Today’s article will be the final in the “New high” series. As a reminder, when it comes a stock hitting a 52-week high, I prefer to look for ones hitting a “NEW” high. To me, this would be a stock that hasn’t hit a new 52-week high in quite some time. In addition, and more importantly, I want the stock to have broken through a key area of resistance. This way I know that it wasn’t just any move higher, it was a key breakout. A stock that fits that description would be that of Lockheed Martin Corporation.
Lockheed Martin Corporation is a global security company engaged in research, design, development, manufacture, integration, and sustainment of advanced technology systems and products. It also provides a range of management, engineering, technical, scientific, logistic, and information services. It serves both domestic and international customers with products and services that have defense, civil, and commercial applications, with its principal customers being agencies of the United States Government. It operates in four business segments: Aeronautics, Electronic Systems, Information Systems & Global Services, and Space Systems.

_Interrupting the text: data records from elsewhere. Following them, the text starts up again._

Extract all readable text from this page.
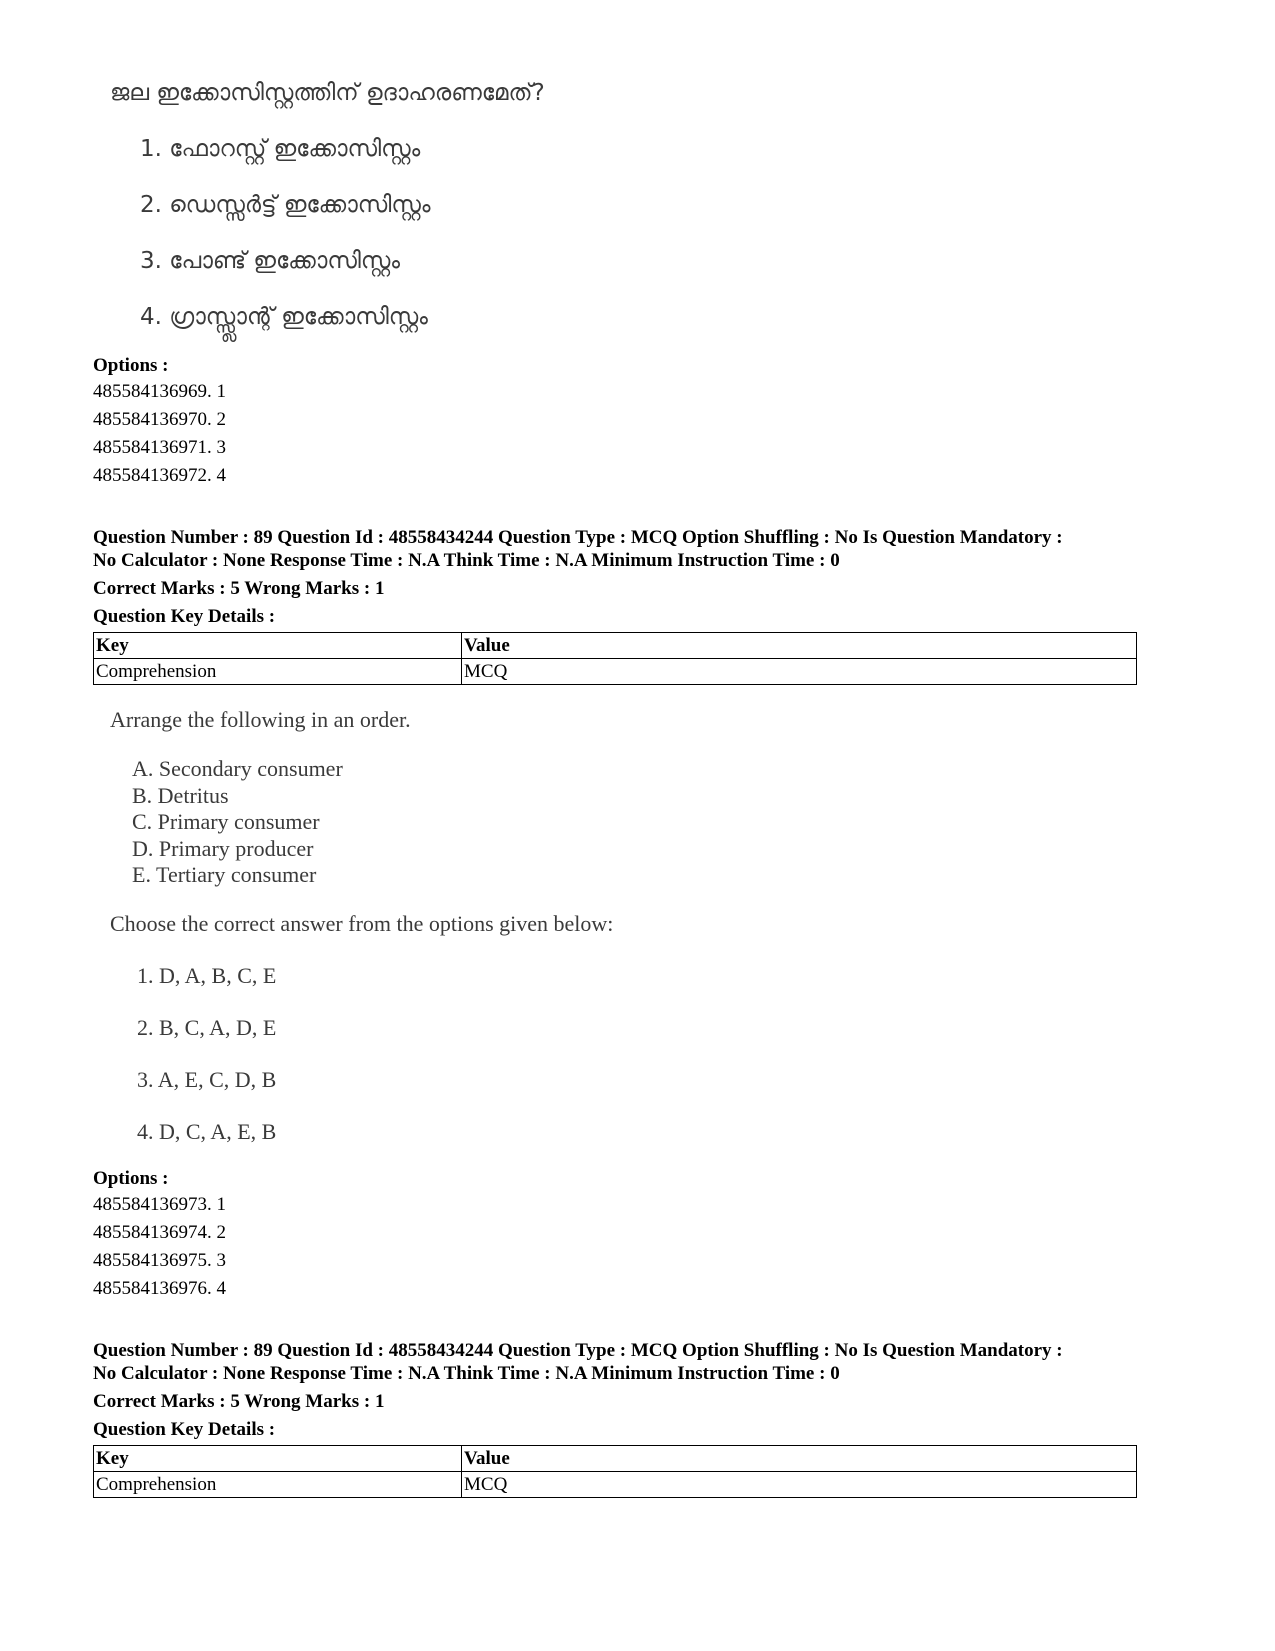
ജല ഇക്കോസിസ്റ്റത്തിന് ഉദാഹരണമേത്?
1. ഫോറസ്റ്റ് ഇക്കോസിസ്റ്റം
2. ഡെസ്സർട്ട് ഇക്കോസിസ്റ്റം
3. പോണ്ട് ഇക്കോസിസ്റ്റം
4. ഗ്രാസ്സ്ലാന്റ് ഇക്കോസിസ്റ്റം
Options :
485584136969. 1
485584136970. 2
485584136971. 3
485584136972. 4
Question Number : 89 Question Id : 48558434244 Question Type : MCQ Option Shuffling : No Is Question Mandatory :
No Calculator : None Response Time : N.A Think Time : N.A Minimum Instruction Time : 0
Correct Marks : 5 Wrong Marks : 1
Question Key Details :
Key	Value
Comprehension	MCQ
Arrange the following in an order.
A. Secondary consumer
B. Detritus
C. Primary consumer
D. Primary producer
E. Tertiary consumer
Choose the correct answer from the options given below:
1. D, A, B, C, E
2. B, C, A, D, E
3. A, E, C, D, B
4. D, C, A, E, B
Options :
485584136973. 1
485584136974. 2
485584136975. 3
485584136976. 4
Question Number : 89 Question Id : 48558434244 Question Type : MCQ Option Shuffling : No Is Question Mandatory :
No Calculator : None Response Time : N.A Think Time : N.A Minimum Instruction Time : 0
Correct Marks : 5 Wrong Marks : 1
Question Key Details :
Key	Value
Comprehension	MCQ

To review Lockheed Martin’s stock, please take a look at the 1-year chart of LMT (Lockheed Martin Corporation) below with my added notations:
LMT had been trading mostly sideways from February until July, while running into resistance at $82 (red). After a strong sell-off in July and August, the stock has worked its way back up to that $82 level. The $82 resistance meets my definition of a clear resistance level that would signify an important 52-week high breakout if LMT could manage to break above it. The stock creating the up trending support (blue) line seems to imply an impending breakout. IF that were to happen, the stock would probably be heading higher, most likely on a new uptrend.
The Tale of the Tape: LMT has formed a key resistance level at $82, which would be a 52-week high breakout if LMT could break above it. A long trade could be entered if LMT breaks above $82, with a stop set below that level. A small “starter” position could also be entered AT the $80 level (teal), which could then be added to if the stock breaks out to the new high.
Before making any trading decision, decide which side of the trade you believe gives you the highest probability of success. Do you prefer the short side of the market, long side, or do you want to be in the market at all? If you haven’t thought about it, review the overall indices themselves. For example, take a look at the S&P 500. Is it trending higher or lower? Has it recently broken through a key resistance or support level? Making these decisions ahead of time will help you decide which side of the trade you believe gives you the best opportunities.
No matter what your strategy or when you decide to enter, always remember to use protective stops and you’ll be around for the next trade. Capital preservation is always key!